D. Wayne Lukas’ latest Derby hope got into the field very late and figures to have a similar finish. He has a solid late run and will benefit from a strong pace.
Another quality horse with a front-running style that figures to be a disadvantage. The seemingly inevitable speed showdown between Hansen, Bodemeister and Trinniberg does not figure to benefit any member of the trio.
Half-brother to Mine That Bird, longshot winner of the 2009 Derby, should be doing his best running late for Louisville-born trainer Dale Romans.
7. Rousing Sermon
Hall of Fame trainer Jerry Hollendorfer has never won the Derby, but any horse he brings East from California should not be underestimated. The price will be right on this guy on Derby Day.
6. Went the Day Well
He might not be his stablemate Animal Kingdom, the 2011 Derby winner, but we won’t know for sure until Derby Day. He will add blinkers for the Derby and it’s never comforting to see an equipment change in a race of this magnitude, but his only work over this track for trainer Graham Motion was very good.
5. Daddy Nose Best
Likely to be an attractive longshot in the Derby as his training has touted him as a horse that is ready to run a big one. Trainer Asmussen is about due for a Derby win after a runner-up finish with Nehro last year.
4. Take Charge Indy
Trained by British-born Churchill veteran Patrick and ridden by Calvin Borel, who will seek a stalking trip behind the leaders and the jump on the closers. For reference, look to his winning ride on Super Saver in 2010.

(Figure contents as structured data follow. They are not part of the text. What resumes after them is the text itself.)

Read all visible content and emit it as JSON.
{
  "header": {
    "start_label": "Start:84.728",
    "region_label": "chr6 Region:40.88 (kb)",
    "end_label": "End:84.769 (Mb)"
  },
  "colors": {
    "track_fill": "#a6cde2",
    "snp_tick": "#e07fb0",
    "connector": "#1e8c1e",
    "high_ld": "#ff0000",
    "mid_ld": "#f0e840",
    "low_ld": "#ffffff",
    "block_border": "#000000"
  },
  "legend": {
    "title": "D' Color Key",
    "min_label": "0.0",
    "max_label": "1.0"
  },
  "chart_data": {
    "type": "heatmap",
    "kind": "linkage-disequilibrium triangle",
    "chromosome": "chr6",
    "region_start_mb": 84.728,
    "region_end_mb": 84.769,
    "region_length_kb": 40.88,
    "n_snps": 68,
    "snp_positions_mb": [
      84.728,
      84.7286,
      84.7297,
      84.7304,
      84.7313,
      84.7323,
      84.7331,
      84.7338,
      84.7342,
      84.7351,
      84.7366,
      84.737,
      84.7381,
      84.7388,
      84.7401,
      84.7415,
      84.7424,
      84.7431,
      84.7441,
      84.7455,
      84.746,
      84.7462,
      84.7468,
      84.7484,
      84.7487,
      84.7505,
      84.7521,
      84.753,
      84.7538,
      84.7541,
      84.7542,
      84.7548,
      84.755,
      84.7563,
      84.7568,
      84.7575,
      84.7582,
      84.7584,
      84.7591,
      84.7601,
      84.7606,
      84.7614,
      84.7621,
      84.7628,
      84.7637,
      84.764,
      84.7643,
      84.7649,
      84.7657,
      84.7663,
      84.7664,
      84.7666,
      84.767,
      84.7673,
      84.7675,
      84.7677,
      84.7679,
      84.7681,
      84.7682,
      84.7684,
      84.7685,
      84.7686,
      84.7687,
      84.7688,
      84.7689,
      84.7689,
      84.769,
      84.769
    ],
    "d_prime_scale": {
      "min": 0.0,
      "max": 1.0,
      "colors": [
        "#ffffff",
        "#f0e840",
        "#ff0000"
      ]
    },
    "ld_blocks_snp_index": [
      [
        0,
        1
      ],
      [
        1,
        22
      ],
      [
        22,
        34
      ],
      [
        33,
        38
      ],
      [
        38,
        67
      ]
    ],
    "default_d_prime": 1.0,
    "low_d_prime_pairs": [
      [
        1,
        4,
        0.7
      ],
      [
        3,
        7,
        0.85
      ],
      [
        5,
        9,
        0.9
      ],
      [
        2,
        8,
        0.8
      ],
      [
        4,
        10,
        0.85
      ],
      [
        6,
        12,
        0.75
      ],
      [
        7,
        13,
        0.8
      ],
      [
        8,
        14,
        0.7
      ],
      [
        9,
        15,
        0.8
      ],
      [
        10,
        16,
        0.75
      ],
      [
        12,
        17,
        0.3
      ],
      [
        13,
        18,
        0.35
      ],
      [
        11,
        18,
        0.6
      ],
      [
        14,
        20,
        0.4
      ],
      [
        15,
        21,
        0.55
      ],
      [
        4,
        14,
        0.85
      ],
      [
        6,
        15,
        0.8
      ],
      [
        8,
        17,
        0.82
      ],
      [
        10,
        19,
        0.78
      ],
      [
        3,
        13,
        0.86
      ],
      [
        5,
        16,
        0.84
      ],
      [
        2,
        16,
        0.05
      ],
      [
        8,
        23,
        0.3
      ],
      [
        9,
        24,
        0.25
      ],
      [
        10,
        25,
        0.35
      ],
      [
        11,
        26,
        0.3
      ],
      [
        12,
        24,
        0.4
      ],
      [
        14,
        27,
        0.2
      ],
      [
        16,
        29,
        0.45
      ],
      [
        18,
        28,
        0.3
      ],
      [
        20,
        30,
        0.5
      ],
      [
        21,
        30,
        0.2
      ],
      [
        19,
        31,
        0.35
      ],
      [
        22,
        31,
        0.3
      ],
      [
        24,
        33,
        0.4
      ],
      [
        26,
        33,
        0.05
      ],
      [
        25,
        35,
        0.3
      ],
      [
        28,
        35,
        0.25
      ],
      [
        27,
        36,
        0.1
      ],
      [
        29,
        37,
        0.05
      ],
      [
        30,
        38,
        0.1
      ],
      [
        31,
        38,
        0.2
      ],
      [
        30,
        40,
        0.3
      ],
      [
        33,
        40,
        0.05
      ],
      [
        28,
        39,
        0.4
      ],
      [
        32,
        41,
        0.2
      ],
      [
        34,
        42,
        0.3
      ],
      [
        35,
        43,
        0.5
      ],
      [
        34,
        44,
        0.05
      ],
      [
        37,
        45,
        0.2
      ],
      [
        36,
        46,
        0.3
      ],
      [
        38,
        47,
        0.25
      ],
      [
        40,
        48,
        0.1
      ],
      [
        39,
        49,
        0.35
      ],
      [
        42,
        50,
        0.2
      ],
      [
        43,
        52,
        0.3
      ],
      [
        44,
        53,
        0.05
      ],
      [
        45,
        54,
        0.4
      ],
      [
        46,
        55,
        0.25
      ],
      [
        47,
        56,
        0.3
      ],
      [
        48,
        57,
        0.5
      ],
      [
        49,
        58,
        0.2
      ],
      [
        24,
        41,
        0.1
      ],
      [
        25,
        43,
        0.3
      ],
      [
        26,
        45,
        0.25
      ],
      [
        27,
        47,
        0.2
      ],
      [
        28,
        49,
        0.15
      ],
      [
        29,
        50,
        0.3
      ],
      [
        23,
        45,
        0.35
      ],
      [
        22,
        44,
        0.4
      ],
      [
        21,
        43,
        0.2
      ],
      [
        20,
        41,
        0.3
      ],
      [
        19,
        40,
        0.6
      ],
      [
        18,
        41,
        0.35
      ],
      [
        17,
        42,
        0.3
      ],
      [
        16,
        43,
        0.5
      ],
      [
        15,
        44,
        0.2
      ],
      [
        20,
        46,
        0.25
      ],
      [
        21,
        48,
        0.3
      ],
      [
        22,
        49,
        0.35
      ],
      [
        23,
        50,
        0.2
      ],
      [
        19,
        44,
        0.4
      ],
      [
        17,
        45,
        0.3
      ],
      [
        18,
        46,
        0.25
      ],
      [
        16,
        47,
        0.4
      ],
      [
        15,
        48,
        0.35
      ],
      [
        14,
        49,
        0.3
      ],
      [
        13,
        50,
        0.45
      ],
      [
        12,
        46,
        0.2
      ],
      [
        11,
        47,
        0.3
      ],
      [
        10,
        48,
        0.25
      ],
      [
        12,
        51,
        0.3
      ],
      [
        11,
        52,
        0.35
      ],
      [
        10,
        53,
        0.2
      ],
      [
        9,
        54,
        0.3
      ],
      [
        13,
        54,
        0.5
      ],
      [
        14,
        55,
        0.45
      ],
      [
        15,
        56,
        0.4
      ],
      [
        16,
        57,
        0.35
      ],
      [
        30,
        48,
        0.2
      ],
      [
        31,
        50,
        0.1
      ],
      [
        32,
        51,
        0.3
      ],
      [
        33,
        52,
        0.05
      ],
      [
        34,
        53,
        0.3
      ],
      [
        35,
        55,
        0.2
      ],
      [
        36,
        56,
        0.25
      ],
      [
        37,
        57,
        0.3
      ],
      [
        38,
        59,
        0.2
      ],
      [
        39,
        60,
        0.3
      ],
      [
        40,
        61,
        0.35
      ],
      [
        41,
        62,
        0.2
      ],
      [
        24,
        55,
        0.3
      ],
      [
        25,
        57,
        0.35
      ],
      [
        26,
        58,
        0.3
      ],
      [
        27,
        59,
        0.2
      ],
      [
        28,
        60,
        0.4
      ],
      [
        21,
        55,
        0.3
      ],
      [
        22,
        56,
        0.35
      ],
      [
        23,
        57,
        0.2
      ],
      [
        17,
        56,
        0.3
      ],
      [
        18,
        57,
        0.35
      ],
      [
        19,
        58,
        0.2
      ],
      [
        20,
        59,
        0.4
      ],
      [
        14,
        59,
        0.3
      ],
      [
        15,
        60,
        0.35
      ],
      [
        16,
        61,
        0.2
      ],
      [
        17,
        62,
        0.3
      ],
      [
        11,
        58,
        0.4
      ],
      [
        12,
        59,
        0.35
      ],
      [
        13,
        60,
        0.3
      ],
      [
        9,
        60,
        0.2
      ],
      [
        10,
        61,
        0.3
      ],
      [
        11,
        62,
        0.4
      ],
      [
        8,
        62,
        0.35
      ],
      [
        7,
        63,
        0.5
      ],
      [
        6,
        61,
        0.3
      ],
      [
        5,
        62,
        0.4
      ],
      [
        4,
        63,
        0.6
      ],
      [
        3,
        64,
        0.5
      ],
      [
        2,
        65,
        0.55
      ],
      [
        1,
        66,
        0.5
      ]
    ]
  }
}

He is unproven against this level of competition, but he was one of the first Derby arrivals at Churchill Downs and has trained beautifully for trainer Mark Casse. Look for a big run at enormous odds.
2. Creative Cause
Veteran trainer Mike Harrington’s Giant’s Causeway colt has been a little erratic while running through the stretch this year, but never runs a bad one. If he finally puts it together today, look out.
1. Union Rags
The guess here is that trainer Michael Matz’s star will be a narrow favorite at post time, despite a disappointing loss in the Florida Derby. He has displayed tremendous physical development since his runner-up finish in the Breeders’ Cup Juvenile and, with just a little bit of luck could be unbeaten coming into this race. Jockey Julien Leparoux bids farewell as full-timer in the Churchill Downs jockey’s colony in this one to pursue casino-fed purses in New York, and his fans would welcome the French-born rider’s first Derby win. It’s time for a member of this impressive and accomplished group of 3-year-olds to step forward and grab the top spot among those horses. Union Rags has the talent and the versatility to do it – and he could go on to do much more in the weeks to come.
John Asher’s Prediction:
Union Rags will wear the roses in Derby 138.